Personally, I wouldn't recommend you go anywhere near the torsion bar with an angle grinder; one false move and you'll be replacing more than the bolts. A proper fulcrum point and a long lever, i.e. a good length 2x4 and a short block, makes this a pretty easy job.

In reply to # 29929 by 0123 You may find the bolts have been inserted from the other side.

If not, it is possible to cut the bolt heads off with an angle grinder.

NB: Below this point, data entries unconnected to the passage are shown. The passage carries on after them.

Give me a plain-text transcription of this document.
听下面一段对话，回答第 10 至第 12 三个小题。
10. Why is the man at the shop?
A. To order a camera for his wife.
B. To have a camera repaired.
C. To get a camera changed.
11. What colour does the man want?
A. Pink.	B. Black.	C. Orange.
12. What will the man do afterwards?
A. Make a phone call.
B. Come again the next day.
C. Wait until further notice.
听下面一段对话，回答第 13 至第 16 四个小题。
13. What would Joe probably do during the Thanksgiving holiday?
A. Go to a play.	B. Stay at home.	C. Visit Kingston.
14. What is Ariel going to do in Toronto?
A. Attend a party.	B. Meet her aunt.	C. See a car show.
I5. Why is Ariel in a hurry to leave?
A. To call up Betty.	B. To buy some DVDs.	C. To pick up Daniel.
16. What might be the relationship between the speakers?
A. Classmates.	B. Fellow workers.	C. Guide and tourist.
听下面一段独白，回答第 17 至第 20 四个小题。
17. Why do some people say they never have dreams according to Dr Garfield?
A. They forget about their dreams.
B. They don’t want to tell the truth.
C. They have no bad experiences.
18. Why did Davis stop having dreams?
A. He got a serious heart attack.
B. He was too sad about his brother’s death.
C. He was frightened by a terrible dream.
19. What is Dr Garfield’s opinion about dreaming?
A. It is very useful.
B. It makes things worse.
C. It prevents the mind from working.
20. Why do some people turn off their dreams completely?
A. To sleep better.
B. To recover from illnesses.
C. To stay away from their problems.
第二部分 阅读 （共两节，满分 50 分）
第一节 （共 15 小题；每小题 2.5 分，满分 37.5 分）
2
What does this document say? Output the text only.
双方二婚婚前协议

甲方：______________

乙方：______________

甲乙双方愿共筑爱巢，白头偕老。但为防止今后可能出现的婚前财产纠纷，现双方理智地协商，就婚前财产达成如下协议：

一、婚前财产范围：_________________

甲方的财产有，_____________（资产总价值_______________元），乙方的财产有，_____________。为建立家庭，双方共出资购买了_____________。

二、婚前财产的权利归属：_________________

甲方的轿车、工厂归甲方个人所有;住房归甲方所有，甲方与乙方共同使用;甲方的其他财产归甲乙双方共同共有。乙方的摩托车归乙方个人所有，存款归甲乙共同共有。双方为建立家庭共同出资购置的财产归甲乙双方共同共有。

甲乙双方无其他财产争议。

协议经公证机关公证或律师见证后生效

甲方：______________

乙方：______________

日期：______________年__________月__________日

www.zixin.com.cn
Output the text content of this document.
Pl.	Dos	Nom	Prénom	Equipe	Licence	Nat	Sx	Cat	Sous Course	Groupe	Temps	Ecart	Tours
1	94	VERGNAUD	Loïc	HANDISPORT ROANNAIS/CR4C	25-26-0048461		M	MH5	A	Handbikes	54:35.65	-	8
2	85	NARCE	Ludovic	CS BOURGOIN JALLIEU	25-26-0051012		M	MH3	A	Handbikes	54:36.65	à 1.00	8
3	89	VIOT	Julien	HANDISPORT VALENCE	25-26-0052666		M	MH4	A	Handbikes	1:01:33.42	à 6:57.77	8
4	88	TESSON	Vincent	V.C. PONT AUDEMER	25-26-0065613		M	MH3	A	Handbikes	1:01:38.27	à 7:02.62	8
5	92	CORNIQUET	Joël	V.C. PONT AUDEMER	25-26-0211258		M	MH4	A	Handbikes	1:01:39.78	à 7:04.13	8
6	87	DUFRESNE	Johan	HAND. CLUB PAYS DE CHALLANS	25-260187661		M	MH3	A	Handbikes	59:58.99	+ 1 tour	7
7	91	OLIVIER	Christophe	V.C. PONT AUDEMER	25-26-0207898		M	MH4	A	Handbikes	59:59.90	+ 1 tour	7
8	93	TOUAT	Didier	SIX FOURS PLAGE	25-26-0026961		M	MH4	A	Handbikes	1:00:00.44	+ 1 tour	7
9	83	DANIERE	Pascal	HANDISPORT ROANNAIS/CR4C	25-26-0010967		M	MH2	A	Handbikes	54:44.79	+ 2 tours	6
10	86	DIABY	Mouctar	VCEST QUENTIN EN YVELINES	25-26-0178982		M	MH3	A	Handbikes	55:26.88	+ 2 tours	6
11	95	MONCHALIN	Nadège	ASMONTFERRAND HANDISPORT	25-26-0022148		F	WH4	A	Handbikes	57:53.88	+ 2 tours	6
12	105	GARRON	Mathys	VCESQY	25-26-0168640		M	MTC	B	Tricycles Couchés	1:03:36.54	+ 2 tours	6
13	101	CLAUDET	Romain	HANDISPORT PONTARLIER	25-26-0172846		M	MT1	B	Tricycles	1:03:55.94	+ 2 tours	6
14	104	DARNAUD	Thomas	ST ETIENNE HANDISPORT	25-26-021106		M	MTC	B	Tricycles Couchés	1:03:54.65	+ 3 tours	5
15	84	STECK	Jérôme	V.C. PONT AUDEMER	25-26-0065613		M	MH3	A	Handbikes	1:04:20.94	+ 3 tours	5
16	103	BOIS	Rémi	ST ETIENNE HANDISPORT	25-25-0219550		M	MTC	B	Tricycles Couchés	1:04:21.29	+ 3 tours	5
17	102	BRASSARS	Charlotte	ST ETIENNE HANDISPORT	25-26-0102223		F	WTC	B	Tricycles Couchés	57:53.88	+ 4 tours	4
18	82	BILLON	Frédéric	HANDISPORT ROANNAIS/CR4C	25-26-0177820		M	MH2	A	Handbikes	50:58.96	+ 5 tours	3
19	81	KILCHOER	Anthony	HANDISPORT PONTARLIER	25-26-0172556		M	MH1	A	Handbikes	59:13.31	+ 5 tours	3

Insert new bolts from the other side when you refit your master cylinder.



Gerard

http://gerardsgarage.com/

usmh3 Avatar
usmh3 Rob Thomas
Cardiff, Wales, UK   GBR
I made some wooden wedges from a piece of Spruce (the long sides of a ladder) and used 2 hammer to knock the wedges together between the torsion bar and the floor about 10cm from the master cylinder bolts. This gave enough room to remove the 2 bolts. Pine wood breaks apart too easily. The wedges were about 25cm (1 inch) square with a 1-3 taper.

0123 Mike D
Biddulph, Staffs, UK   GBR
I didn't realise you were a "Fred in a Shed" too Rob smiling smiley

I used to take the locating washer off the back end of the bar.
Put an axle stand under the torsion bar
and let the weight of the car do the business.



Edited 2 time(s). Last edit at 2018-05-06 03:24 AM by 0123.